Hexnode CEO on how fintech breaches multiply where device visibility ends

Thu, 19th Mar 2026

The GoldFactory cyberattack that targeted around 30 financial organizations across Southeast Asia wasn't just another breach story. It was a costly reminder of an uncomfortable truth fintech leaders have known for years: a hardened corporate network is only as secure as the devices accessing it.

What made the incident resonate is the way it captured how attacks really work now. Threat actors don't treat human deception and device exploitation as different strategies. They're chaining both together, turning everyday endpoints into direct breach pathways into financial systems.

In 2026, fintechs are absorbing pressure from multiple fronts: threats are escalating in sophistication and tempo, while regulatory mandates are aggressively zeroing in on device governance. Leaving even a single device unmonitored is a massive liability, and coming up short when regulators demand proof is simply not an option.

When Asset Records Drift from Reality

In many fast-growing fintechs, the first weak seam isn't always an advanced technical flaw. It emerges when device tracking relies on spreadsheets long after the device estate has outgrown the "just documenting" logic. What starts as a clean list for procurement slowly morphs into a substitute for governance, creating a dangerous visibility gap in the process.

A spreadsheet can only describe what was entered, not attest to what's true now.

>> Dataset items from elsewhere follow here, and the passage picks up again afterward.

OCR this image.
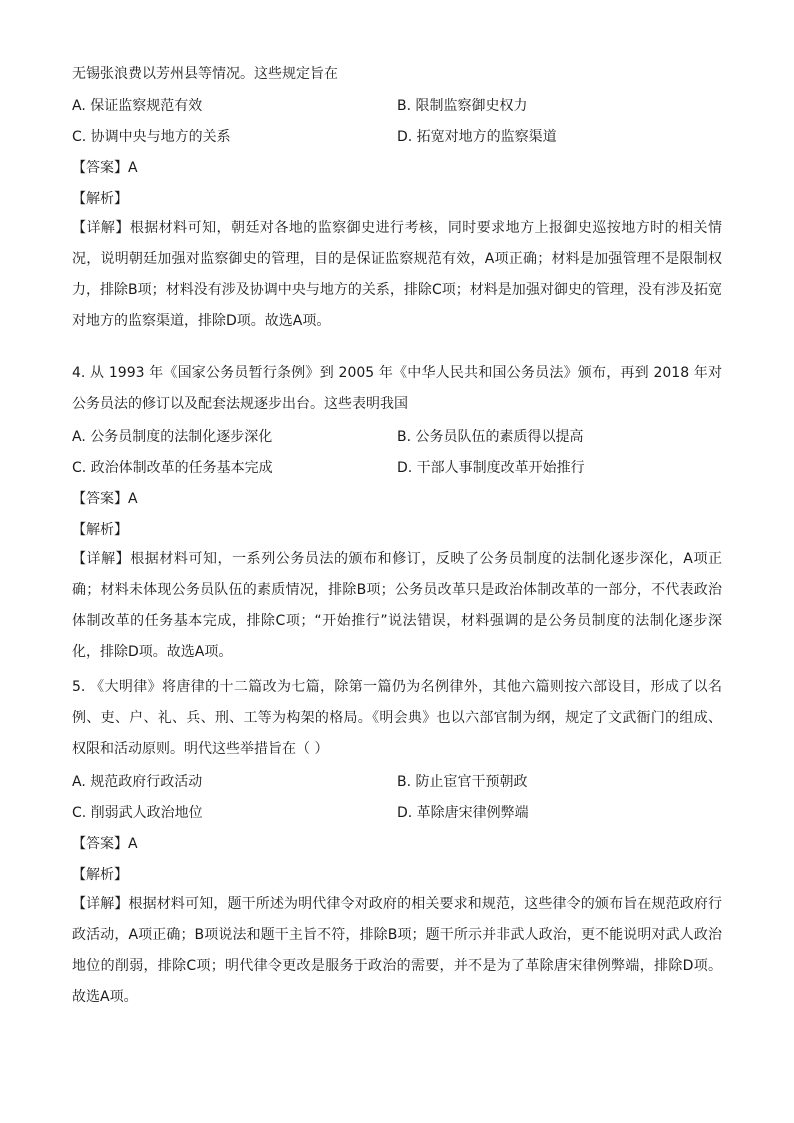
无锡张浪费以芳州县等情况。这些规定旨在

A. 保证监察规范有效	B. 限制监察御史权力
C. 协调中央与地方的关系	D. 拓宽对地方的监察渠道
【答案】A
【解析】

【详解】根据材料可知，朝廷对各地的监察御史进行考核，同时要求地方上报御史巡按地方时的相关情况，说明朝廷加强对监察御史的管理，目的是保证监察规范有效，A项正确；材料是加强管理不是限制权力，排除B项；材料没有涉及协调中央与地方的关系，排除C项；材料是加强对御史的管理，没有涉及拓宽对地方的监察渠道，排除D项。故选A项。

4. 从 1993 年《国家公务员暂行条例》到 2005 年《中华人民共和国公务员法》颁布，再到 2018 年对公务员法的修订以及配套法规逐步出台。这些表明我国

A. 公务员制度的法制化逐步深化	B. 公务员队伍的素质得以提高
C. 政治体制改革的任务基本完成	D. 干部人事制度改革开始推行
【答案】A
【解析】

【详解】根据材料可知，一系列公务员法的颁布和修订，反映了公务员制度的法制化逐步深化，A项正确；材料未体现公务员队伍的素质情况，排除B项；公务员改革只是政治体制改革的一部分，不代表政治体制改革的任务基本完成，排除C项；“开始推行”说法错误，材料强调的是公务员制度的法制化逐步深化，排除D项。故选A项。

5. 《大明律》将唐律的十二篇改为七篇，除第一篇仍为名例律外，其他六篇则按六部设目，形成了以名例、吏、户、礼、兵、刑、工等为构架的格局。《明会典》也以六部官制为纲，规定了文武衙门的组成、权限和活动原则。明代这些举措旨在（ ）

A. 规范政府行政活动	B. 防止宦官干预朝政
C. 削弱武人政治地位	D. 革除唐宋律例弊端
【答案】A
【解析】

【详解】根据材料可知，题干所述为明代律令对政府的相关要求和规范，这些律令的颁布旨在规范政府行政活动，A项正确；B项说法和题干主旨不符，排除B项；题干所示并非武人政治，更不能说明对武人政治地位的削弱，排除C项；明代律令更改是服务于政治的需要，并不是为了革除唐宋律例弊端，排除D项。故选A项。
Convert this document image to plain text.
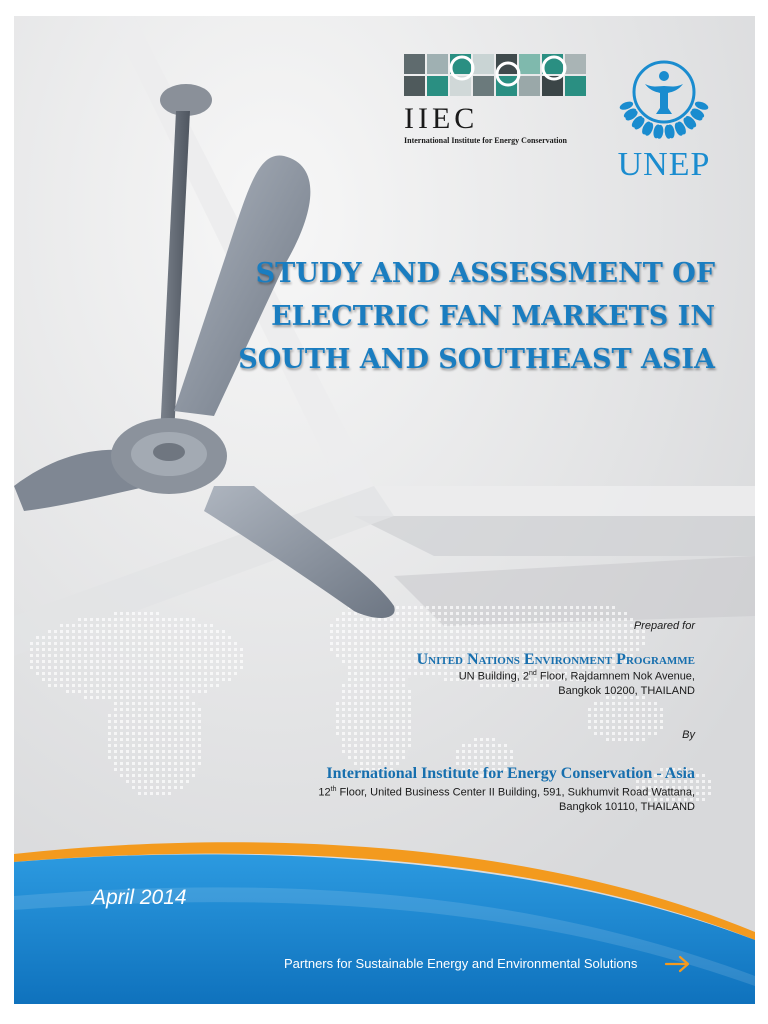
IIEC
International Institute for Energy Conservation
UNEP
STUDY AND ASSESSMENT OF ELECTRIC FAN MARKETS IN SOUTH AND SOUTHEAST ASIA
Prepared for
United Nations Environment Programme
UN Building, 2nd Floor, Rajdamnem Nok Avenue,
Bangkok 10200, THAILAND
By
International Institute for Energy Conservation - Asia
12th Floor, United Business Center II Building, 591, Sukhumvit Road Wattana,
Bangkok 10110, THAILAND
April 2014
Partners for Sustainable Energy and Environmental Solutions
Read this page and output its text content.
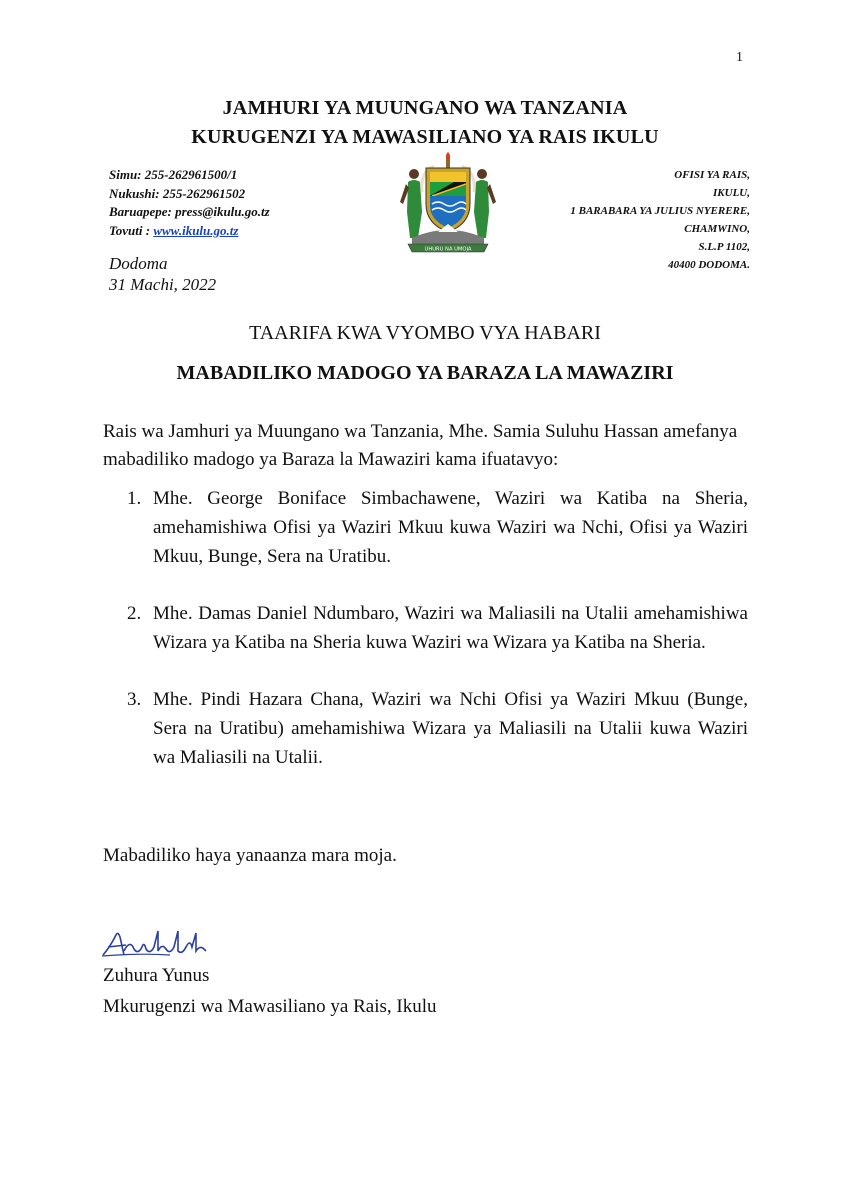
1
JAMHURI YA MUUNGANO WA TANZANIA
KURUGENZI YA MAWASILIANO YA RAIS IKULU
Simu: 255-262961500/1
Nukushi: 255-262961502
Baruapepe: press@ikulu.go.tz
Tovuti : www.ikulu.go.tz
UHURU NA UMOJA
OFISI YA RAIS,
IKULU,
1 BARABARA YA JULIUS NYERERE,
CHAMWINO,
S.L.P 1102,
40400 DODOMA.
Dodoma
31 Machi, 2022
TAARIFA KWA VYOMBO VYA HABARI
MABADILIKO MADOGO YA BARAZA LA MAWAZIRI
Rais wa Jamhuri ya Muungano wa Tanzania, Mhe. Samia Suluhu Hassan amefanya mabadiliko madogo ya Baraza la Mawaziri kama ifuatavyo:
1. Mhe. George Boniface Simbachawene, Waziri wa Katiba na Sheria, amehamishiwa Ofisi ya Waziri Mkuu kuwa Waziri wa Nchi, Ofisi ya Waziri Mkuu, Bunge, Sera na Uratibu.
2. Mhe. Damas Daniel Ndumbaro, Waziri wa Maliasili na Utalii amehamishiwa Wizara ya Katiba na Sheria kuwa Waziri wa Wizara ya Katiba na Sheria.
3. Mhe. Pindi Hazara Chana, Waziri wa Nchi Ofisi ya Waziri Mkuu (Bunge, Sera na Uratibu) amehamishiwa Wizara ya Maliasili na Utalii kuwa Waziri wa Maliasili na Utalii.
Mabadiliko haya yanaanza mara moja.
Zuhura Yunus
Mkurugenzi wa Mawasiliano ya Rais, Ikulu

A row might say device is "encrypted", but it can't validate whether encryption is enabled today, whether the OS is current, or whether the endpoint has drifted into a risky state since the last update.

This static approach creates a direct conflict with modern auditing standards. While past records are essential for forensic reviews, auditors now also demand a verifiable control posture that proves continuous oversight rather than just periodic bookkeeping.

And the compliance implications are real. Untracked or inconsistently monitored endpoints may be in unknown territory to IT teams, but they aren't exactly invisible to attackers. And when such devices are breached, the lack of oversight ensures the intrusion remains undetected. IT is kept completely in the blind as such assets form a shadow device layer that regulators, like Indonesia's Otoritas Jasa Keuangan (OJK), actively target during supervision audits.

Surviving this level of regulatory scrutiny requires a fundamental shift in perspective: a static list of serial numbers is not a security strategy. In the face of a live cyberattack or a rigorous audit, an inventory of hardware is no substitute for a real-time record of compliance.

Closing the Detection Gap: Turning Endpoints into Defensive Barriers

This lack of visibility creates the perfect gap for social engineering breaches to blend in. While these attacks take many forms, phishing remains the most lethal, accounting for nearly 14% of all attacks directed at the financial industry. The more revealing problem, however, is the speed imbalance that turns one small mistake into a prolonged exposure window. Research indicates it takes financial organizations an average of 157 days to detect a breach, while the median time for a user to fall for a phishing email and compromise credentials is less than 60 seconds.

To eliminate this gap in detection, devices must be continuously governed so threat actors can't exploit the blind spots they need to gain and sustain access.

Modern systems like Unified Endpoint Management (UEM) address this by minimizing the device's attack surface. By restricting devices to only run approved applications and blocking dangerous web pathways, a single compromised click is actively prevented from executing malicious actions on a corporate connected device. The goal isn't to treat employees like adversaries. It's to design endpoint workflows so the most common attacker pathways are simply unavailable.

That foundation matters even more against sophisticated trojans that take advantage of compromised environments. When a device becomes rooted or jailbroken, it's operating entirely outside the normal security model.

Endpoint management tools that continuously monitor for these states can flag risk the moment it appears, and when those posture signals are paired with Identity and Access Management (IAM), access decisions can adapt immediately. The moment a device falls out of compliance, sensitive access to corporate data can be restricted automatically.

Even in the case of a momentary lapse in human judgment, the endpoint itself acts as the final line of defense, stopping an attempted intrusion before it becomes a major breach.

Automating the Digital Paper Trail

Under strict financial guidelines, actually securing the endpoints is only half the job. The other half is being able to demonstrate, continuously and convincingly, that endpoints are secured.

Audit readiness starts with establishing a comprehensive, live view of all assets that automatically tracks device details across the entire digital estate. From there, evidence becomes something that can be assembled on demand. Instead of chasing down a basic headcount of what exists, teams can instantly filter their estate for compliance drift and produce granular reports.

This is where active endpoint management automates the burden of proof, generating evidence that critical controls, like encryption, are active across the fleet.

This level of readiness is validated the moment an incident occurs. In the event of a missing device or a breach, regulatory frameworks demand a meticulous digital paper trail. They ask what action was done, when it was done, who executed it, and whether it succeeded. Automated systems that log administrative remote actions create an immutable action history for proving due diligence.

For fintechs, where a single breach can shatter customer confidence and invite heavy penalties, endpoint vigilance is the very core of a defensible security posture. And in today's hyper-regulated device landscape, bridging the gap between manual and automated governance could be what's shielding fintechs from becoming a cautionary tale.